Not really, but it sounds like your family should rather sell that cabin and spend their money on more important things.

[–] [email protected] 4 points 2 days ago

I know for the public good this is the right answer but this is not a winning strategy

[–] [email protected] 4 points 2 days ago (1 children)

"Hey you know that activity that you enjoy, that makes the tedium and tests of life a bit more bearable? The one that provides a hub to maintain familial bonds, and adds another source of food that isn't factory farmed or ultra-processed to your diet?

That isn't how you're supposed to spend your money, so stop it."

[–] [email protected] 18 points 2 days ago (1 children)

The key point you're missing, I think, is that the tax would increase exponentially for each additional house owned. The first one could be, say, a 0.5% tax increase, and it could go up from there.

If you're in a position where paying 0.5% extra tax on your hunting cabin split 5 ways will bankrupt you, then I'd argue that it isn't how you're supposed to spend your money. That's "Skip eating out once a year" territory.

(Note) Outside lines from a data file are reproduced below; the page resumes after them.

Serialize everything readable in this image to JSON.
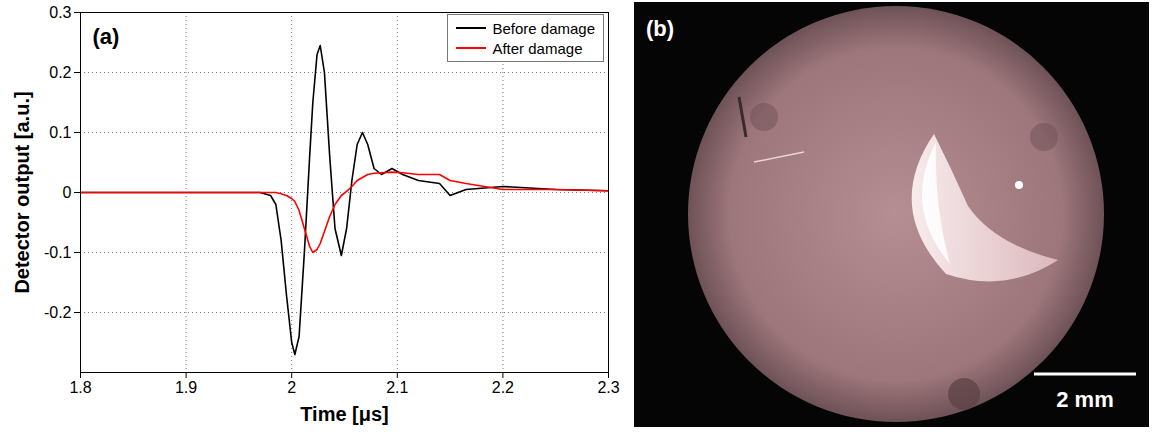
{
  "chart_data": {
    "type": "line",
    "title": "(a)",
    "x_label": "Time [μs]",
    "y_label": "Detector output [a.u.]",
    "xlim": [
      1.8,
      2.3
    ],
    "xticks": [
      1.8,
      1.9,
      2,
      2.1,
      2.2,
      2.3
    ],
    "ylim": [
      -0.3,
      0.3
    ],
    "yticks": [
      -0.2,
      -0.1,
      0,
      0.1,
      0.2,
      0.3
    ],
    "grid": true,
    "legend": "top-right",
    "x": [
      1.8,
      1.9,
      1.95,
      1.97,
      1.98,
      1.985,
      1.99,
      1.995,
      2.0,
      2.003,
      2.007,
      2.012,
      2.017,
      2.02,
      2.024,
      2.027,
      2.031,
      2.036,
      2.041,
      2.047,
      2.052,
      2.057,
      2.062,
      2.067,
      2.072,
      2.078,
      2.085,
      2.095,
      2.105,
      2.12,
      2.14,
      2.15,
      2.165,
      2.2,
      2.25,
      2.3
    ],
    "series": [
      {
        "name": "Before damage",
        "color": "#000000",
        "values": [
          0,
          0,
          0,
          0,
          -0.005,
          -0.02,
          -0.08,
          -0.17,
          -0.25,
          -0.27,
          -0.24,
          -0.1,
          0.06,
          0.15,
          0.23,
          0.245,
          0.2,
          0.06,
          -0.06,
          -0.105,
          -0.06,
          0.02,
          0.08,
          0.1,
          0.08,
          0.04,
          0.03,
          0.04,
          0.03,
          0.02,
          0.015,
          -0.005,
          0.005,
          0.01,
          0.005,
          0.003
        ]
      },
      {
        "name": "After damage",
        "color": "#ff0000",
        "values": [
          0,
          0,
          0,
          0,
          0,
          0,
          -0.002,
          -0.005,
          -0.01,
          -0.015,
          -0.03,
          -0.06,
          -0.09,
          -0.1,
          -0.095,
          -0.085,
          -0.065,
          -0.04,
          -0.02,
          -0.005,
          0.002,
          0.01,
          0.02,
          0.025,
          0.03,
          0.032,
          0.033,
          0.034,
          0.033,
          0.03,
          0.03,
          0.02,
          0.015,
          0.005,
          0.005,
          0.003
        ]
      }
    ]
  },
  "image": {
    "label": "(b)",
    "scale_bar": "2 mm"
  }
}
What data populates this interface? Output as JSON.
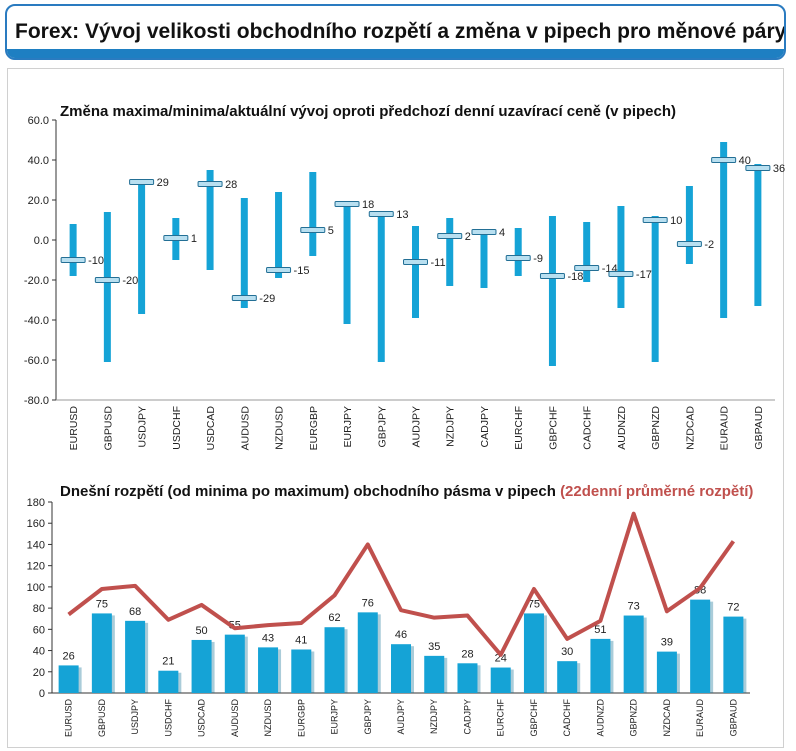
{
  "header": {
    "title": "Forex: Vývoj velikosti obchodního rozpětí a změna v pipech pro měnové páry"
  },
  "colors": {
    "accent": "#1e7fc2",
    "bar": "#15a3d6",
    "avg_line": "#c0504d"
  },
  "chart_data": [
    {
      "type": "bar",
      "title": "Změna maxima/minima/aktuální vývoj oproti předchozí denní uzavírací ceně (v pipech)",
      "ylim": [
        -80,
        60
      ],
      "yticks": [
        "60.0",
        "40.0",
        "20.0",
        "0.0",
        "-20.0",
        "-40.0",
        "-60.0",
        "-80.0"
      ],
      "categories": [
        "EURUSD",
        "GBPUSD",
        "USDJPY",
        "USDCHF",
        "USDCAD",
        "AUDUSD",
        "NZDUSD",
        "EURGBP",
        "EURJPY",
        "GBPJPY",
        "AUDJPY",
        "NZDJPY",
        "CADJPY",
        "EURCHF",
        "GBPCHF",
        "CADCHF",
        "AUDNZD",
        "GBPNZD",
        "NZDCAD",
        "EURAUD",
        "GBPAUD"
      ],
      "series": [
        {
          "values_high": [
            8,
            14,
            30,
            11,
            35,
            21,
            24,
            34,
            19,
            14,
            7,
            11,
            5,
            6,
            12,
            9,
            17,
            12,
            27,
            49,
            38
          ]
        },
        {
          "values_low": [
            -18,
            -61,
            -37,
            -10,
            -15,
            -34,
            -19,
            -8,
            -42,
            -61,
            -39,
            -23,
            -24,
            -18,
            -63,
            -21,
            -34,
            -61,
            -12,
            -39,
            -33
          ]
        },
        {
          "values_current": [
            -10,
            -20,
            29,
            1,
            28,
            -29,
            -15,
            5,
            18,
            13,
            -11,
            2,
            4,
            -9,
            -18,
            -14,
            -17,
            10,
            -2,
            40,
            36
          ]
        }
      ],
      "data_labels": [
        "-10",
        "-20",
        "29",
        "1",
        "28",
        "-29",
        "-15",
        "5",
        "18",
        "13",
        "-11",
        "2",
        "4",
        "-9",
        "-18",
        "-14",
        "-17",
        "10",
        "-2",
        "40",
        "36"
      ]
    },
    {
      "type": "bar",
      "title": "Dnešní rozpětí (od minima po maximum) obchodního pásma v pipech",
      "title_highlight": "(22denní průměrné rozpětí)",
      "ylim": [
        0,
        180
      ],
      "yticks": [
        "180",
        "160",
        "140",
        "120",
        "100",
        "80",
        "60",
        "40",
        "20",
        "0"
      ],
      "categories": [
        "EURUSD",
        "GBPUSD",
        "USDJPY",
        "USDCHF",
        "USDCAD",
        "AUDUSD",
        "NZDUSD",
        "EURGBP",
        "EURJPY",
        "GBPJPY",
        "AUDJPY",
        "NZDJPY",
        "CADJPY",
        "EURCHF",
        "GBPCHF",
        "CADCHF",
        "AUDNZD",
        "GBPNZD",
        "NZDCAD",
        "EURAUD",
        "GBPAUD"
      ],
      "series": [
        {
          "type": "bar",
          "values": [
            26,
            75,
            68,
            21,
            50,
            55,
            43,
            41,
            62,
            76,
            46,
            35,
            28,
            24,
            75,
            30,
            51,
            73,
            39,
            88,
            72
          ]
        },
        {
          "type": "line",
          "values": [
            74,
            98,
            101,
            69,
            83,
            61,
            64,
            66,
            92,
            140,
            78,
            71,
            73,
            36,
            98,
            51,
            68,
            169,
            77,
            99,
            143
          ]
        }
      ],
      "data_labels": [
        "26",
        "75",
        "68",
        "21",
        "50",
        "55",
        "43",
        "41",
        "62",
        "76",
        "46",
        "35",
        "28",
        "24",
        "75",
        "30",
        "51",
        "73",
        "39",
        "88",
        "72"
      ]
    }
  ]
}
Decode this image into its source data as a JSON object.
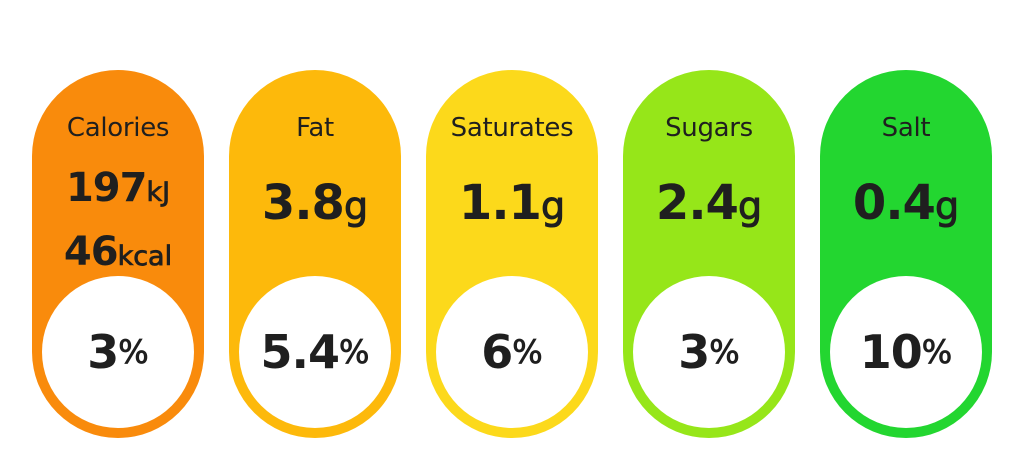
{
  "labels": [
    {
      "name": "Calories",
      "color": "#f98b0c",
      "amounts": [
        {
          "value": "197",
          "unit": "kJ"
        },
        {
          "value": "46",
          "unit": "kcal"
        }
      ],
      "percent": {
        "value": "3",
        "unit": "%"
      }
    },
    {
      "name": "Fat",
      "color": "#fdb90b",
      "amounts": [
        {
          "value": "3.8",
          "unit": "g"
        }
      ],
      "percent": {
        "value": "5.4",
        "unit": "%"
      }
    },
    {
      "name": "Saturates",
      "color": "#fcd91b",
      "amounts": [
        {
          "value": "1.1",
          "unit": "g"
        }
      ],
      "percent": {
        "value": "6",
        "unit": "%"
      }
    },
    {
      "name": "Sugars",
      "color": "#96e619",
      "amounts": [
        {
          "value": "2.4",
          "unit": "g"
        }
      ],
      "percent": {
        "value": "3",
        "unit": "%"
      }
    },
    {
      "name": "Salt",
      "color": "#23d630",
      "amounts": [
        {
          "value": "0.4",
          "unit": "g"
        }
      ],
      "percent": {
        "value": "10",
        "unit": "%"
      }
    }
  ]
}
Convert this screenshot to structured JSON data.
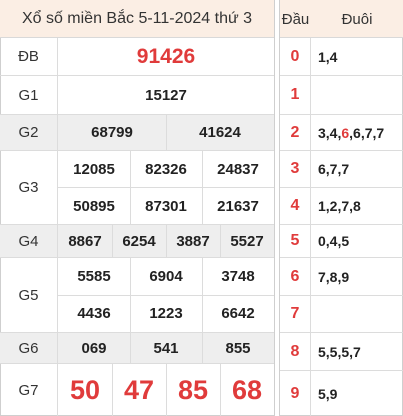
{
  "title": "Xổ số miền Bắc 5-11-2024 thứ 3",
  "prizes": {
    "db": {
      "label": "ĐB",
      "numbers": [
        "91426"
      ]
    },
    "g1": {
      "label": "G1",
      "numbers": [
        "15127"
      ]
    },
    "g2": {
      "label": "G2",
      "numbers": [
        "68799",
        "41624"
      ]
    },
    "g3": {
      "label": "G3",
      "numbers": [
        "12085",
        "82326",
        "24837",
        "50895",
        "87301",
        "21637"
      ]
    },
    "g4": {
      "label": "G4",
      "numbers": [
        "8867",
        "6254",
        "3887",
        "5527"
      ]
    },
    "g5": {
      "label": "G5",
      "numbers": [
        "5585",
        "6904",
        "3748",
        "4436",
        "1223",
        "6642"
      ]
    },
    "g6": {
      "label": "G6",
      "numbers": [
        "069",
        "541",
        "855"
      ]
    },
    "g7": {
      "label": "G7",
      "numbers": [
        "50",
        "47",
        "85",
        "68"
      ]
    }
  },
  "loto": {
    "head_label": "Đầu",
    "tail_label": "Đuôi",
    "rows": [
      {
        "head": "0",
        "tails_before": "1,4",
        "tails_highlight": "",
        "tails_after": ""
      },
      {
        "head": "1",
        "tails_before": "",
        "tails_highlight": "",
        "tails_after": ""
      },
      {
        "head": "2",
        "tails_before": "3,4,",
        "tails_highlight": "6",
        "tails_after": ",6,7,7"
      },
      {
        "head": "3",
        "tails_before": "6,7,7",
        "tails_highlight": "",
        "tails_after": ""
      },
      {
        "head": "4",
        "tails_before": "1,2,7,8",
        "tails_highlight": "",
        "tails_after": ""
      },
      {
        "head": "5",
        "tails_before": "0,4,5",
        "tails_highlight": "",
        "tails_after": ""
      },
      {
        "head": "6",
        "tails_before": "7,8,9",
        "tails_highlight": "",
        "tails_after": ""
      },
      {
        "head": "7",
        "tails_before": "",
        "tails_highlight": "",
        "tails_after": ""
      },
      {
        "head": "8",
        "tails_before": "5,5,5,7",
        "tails_highlight": "",
        "tails_after": ""
      },
      {
        "head": "9",
        "tails_before": "5,9",
        "tails_highlight": "",
        "tails_after": ""
      }
    ]
  },
  "colors": {
    "accent_red": "#e03b3b",
    "header_bg": "#fbeee4",
    "shade_row": "#eeeeee"
  }
}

[–] [email protected] 3 points 2 days ago (2 children)

Nah, I'm not opposed to the proposition, and understandably any such tax law (if legislated with due consideration) should take into account cases where the effect may be otherwise than intended (or be amended with further subsequent legislation). Corporate squatting is a literal travesty.

I was just a bit baffled at the gall of supposing that the cost/benefit calculation of this kind of lifestyle choice could be up for second-hand proscription.

[–] [email protected] 4 points 1 day ago

I certainly don't want to decide for your family how to live their lives, but five parties just so scraping by doing the payments on a hunting lodge seems miserable for everyone involved. Wouldn't it be possible to rent one instead / buy one in a cheaper area / rent out the lodge when not in use?

I also wouldn't consider a lodge in the middle of nowhere a residential building that should fall under those taxes when kept empty to drive up the rent.

[–] [email protected] 1 points 2 days ago (1 children)

Same. We have to get private equity out of homes, but telling people on the edges that they will get caught up is going to make it a tough sell. Even if we account for the example above, another family that wasn't on the edge of affordability might be after the change.

With something like this we may need to offer buybacks or short loved exemptions of some sort.